The June quarter is considered to be seasonally strong for outsourcers because most clients firm up their IT budgets by March after which new orders begin to flow. According to Nomura, tier-1 IT companies (TCS, Cognizant, Infosys, Wipro, HCL Tech and Tech Mahindra) are likely to post sequential average revenue growth of 3.4 per cent (in dollar terms) in the June quarter as against 1.9 per cent sequential growth in the March quarter.
However, Infosys is likely to lag its peers with 2.2 per cent sequential revenue growth, Nomura estimates. TCS, with 4.5 per cent sequential growth, and HCL Tech and Tech Mahindra, with 3.5 per cent sequential rise in dollar revenues, may lead Infosys, Nomura adds. Wipro may grow at just 1.2 per cent, it added.
Harit Shah of Nirmal Bang says Infosys may grow lower than peers owing to challenges faced in specific accounts.
Infosys, once the bellwether among Indian IT firms, has lagged the IT industry over the last few years.
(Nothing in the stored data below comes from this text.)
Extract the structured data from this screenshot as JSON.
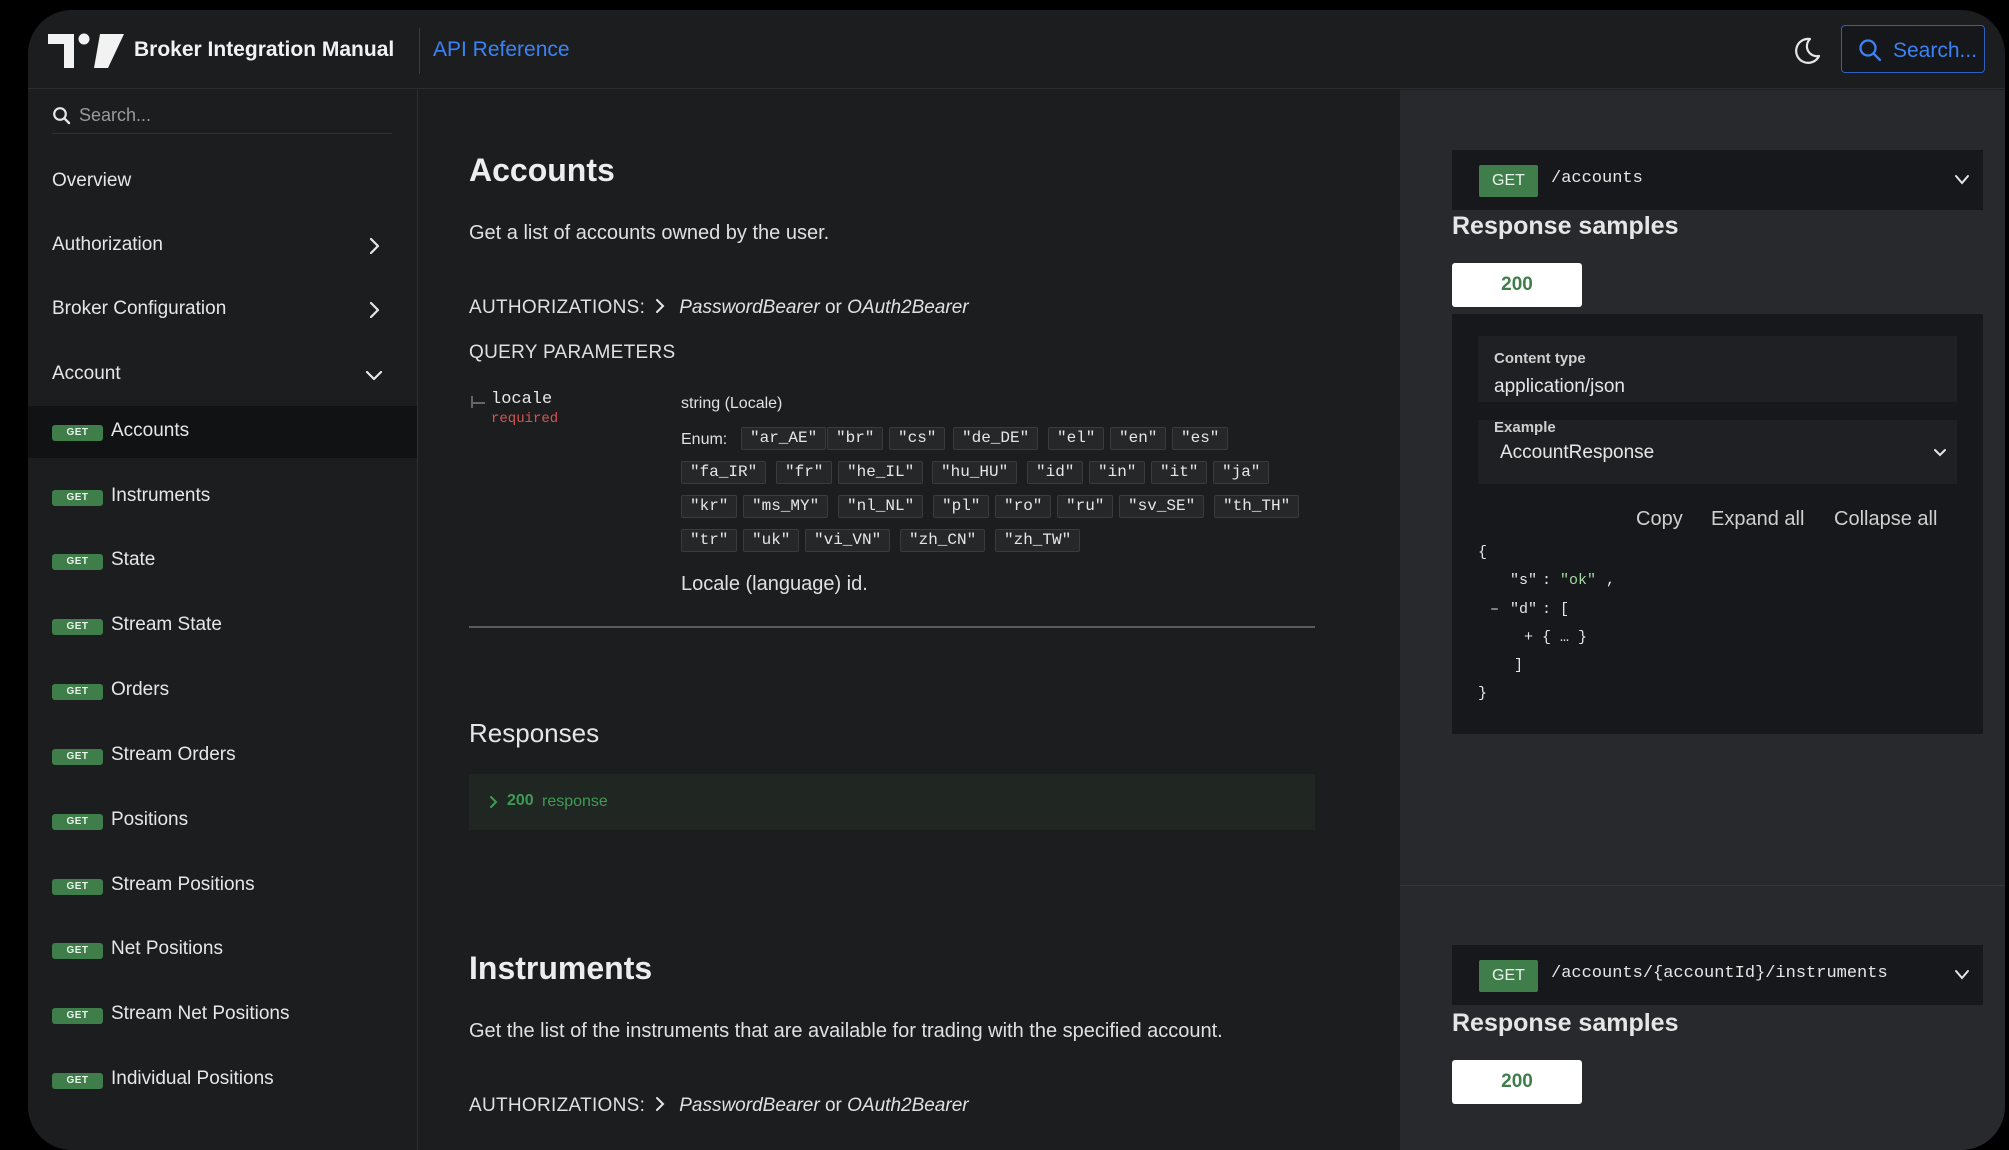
{
  "header": {
    "title": "Broker Integration Manual",
    "api_link": "API Reference",
    "search_label": "Search..."
  },
  "sidebar": {
    "search_placeholder": "Search...",
    "sections": [
      {
        "label": "Overview"
      },
      {
        "label": "Authorization"
      },
      {
        "label": "Broker Configuration"
      },
      {
        "label": "Account"
      }
    ],
    "operations": [
      {
        "method": "GET",
        "label": "Accounts"
      },
      {
        "method": "GET",
        "label": "Instruments"
      },
      {
        "method": "GET",
        "label": "State"
      },
      {
        "method": "GET",
        "label": "Stream State"
      },
      {
        "method": "GET",
        "label": "Orders"
      },
      {
        "method": "GET",
        "label": "Stream Orders"
      },
      {
        "method": "GET",
        "label": "Positions"
      },
      {
        "method": "GET",
        "label": "Stream Positions"
      },
      {
        "method": "GET",
        "label": "Net Positions"
      },
      {
        "method": "GET",
        "label": "Stream Net Positions"
      },
      {
        "method": "GET",
        "label": "Individual Positions"
      }
    ]
  },
  "accounts": {
    "title": "Accounts",
    "description": "Get a list of accounts owned by the user.",
    "auth_label": "AUTHORIZATIONS:",
    "auth_a": "PasswordBearer",
    "auth_or": "or",
    "auth_b": "OAuth2Bearer",
    "query_label": "QUERY PARAMETERS",
    "param": {
      "name": "locale",
      "required": "required",
      "type": "string (Locale)",
      "enum_label": "Enum:",
      "enum": [
        "\"ar_AE\"",
        "\"br\"",
        "\"cs\"",
        "\"de_DE\"",
        "\"el\"",
        "\"en\"",
        "\"es\"",
        "\"fa_IR\"",
        "\"fr\"",
        "\"he_IL\"",
        "\"hu_HU\"",
        "\"id\"",
        "\"in\"",
        "\"it\"",
        "\"ja\"",
        "\"kr\"",
        "\"ms_MY\"",
        "\"nl_NL\"",
        "\"pl\"",
        "\"ro\"",
        "\"ru\"",
        "\"sv_SE\"",
        "\"th_TH\"",
        "\"tr\"",
        "\"uk\"",
        "\"vi_VN\"",
        "\"zh_CN\"",
        "\"zh_TW\""
      ],
      "description": "Locale (language) id."
    },
    "responses_title": "Responses",
    "response_code": "200",
    "response_text": "response",
    "endpoint": {
      "method": "GET",
      "path": "/accounts"
    },
    "samples_title": "Response samples",
    "status_tab": "200",
    "content_type_label": "Content type",
    "content_type": "application/json",
    "example_label": "Example",
    "example_value": "AccountResponse",
    "actions": {
      "copy": "Copy",
      "expand": "Expand all",
      "collapse": "Collapse all"
    },
    "json": {
      "open": "{",
      "s_key": "\"s\"",
      "s_val": "\"ok\"",
      "d_toggle": "–",
      "d_key": "\"d\"",
      "d_open": "[",
      "item_toggle": "+",
      "item": "{ … }",
      "d_close": "]",
      "close": "}"
    }
  },
  "instruments": {
    "title": "Instruments",
    "description": "Get the list of the instruments that are available for trading with the specified account.",
    "auth_label": "AUTHORIZATIONS:",
    "auth_a": "PasswordBearer",
    "auth_or": "or",
    "auth_b": "OAuth2Bearer",
    "endpoint": {
      "method": "GET",
      "path": "/accounts/{accountId}/instruments"
    },
    "samples_title": "Response samples",
    "status_tab": "200"
  }
}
For 2014-15 fiscal, it expects to grow at 9 per cent as against industry growth average of 13-15 per cent. Analysts have blamed Infosys' underperformance on its weakness to win new deals or mine existing clients because of its misplaced focus on products, platforms and consulting business (dubbed Infosys 3.0) at the cost of large "bread and butter" outsourcing deals. This led to shrinking market share and declining profitability.
Infosys brought back its cofounder Narayana Murthy in 2013 and under him the outsourcer double revenue growth and increase margins by aggressive cost-cutting in 2013-14 fiscal. But analysts say the company needs a new strategy to win back its bellwether tag. The responsibility to rejuvenate Infosys has been handed over to Vishal Sikka, who will take over as the new CEO August 1. (Read the full story)
Nomura says it will be interesting to watch whether the new Infosys management focuses on increased investments for growth or on margin improvement, which has been one of the core themes under Mr Murthy. Infosys margins have increased by 200 basis points over the last year because of aggressive cost cutting.
For the June quarter, Nirmal Bang expects margins of most IT companies to fall because of a 2.5 per cent average appreciation in the rupee, increased visa costs and wage hike. Nomura expects ebitda margins for tier-1 companies to fall by average 100-200 basis points sequentially.
As a result, most outsourcers are likely to report a fall in net profits in the June quarter. Infosys is likely to register the highest fall, with net profit falling 7 per cent sequentially, followed by Wipro (5.9 per cent), TCS (5.4 per cent) and HCL Tech (1.4 per cent), Nirmal Bang says.
Commentary on: 1) demand strength at the start of the year; 2) performance in troubled verticals like hi-tech/retail; and 3) discretionary outlook will be closely tracked, Nomura says.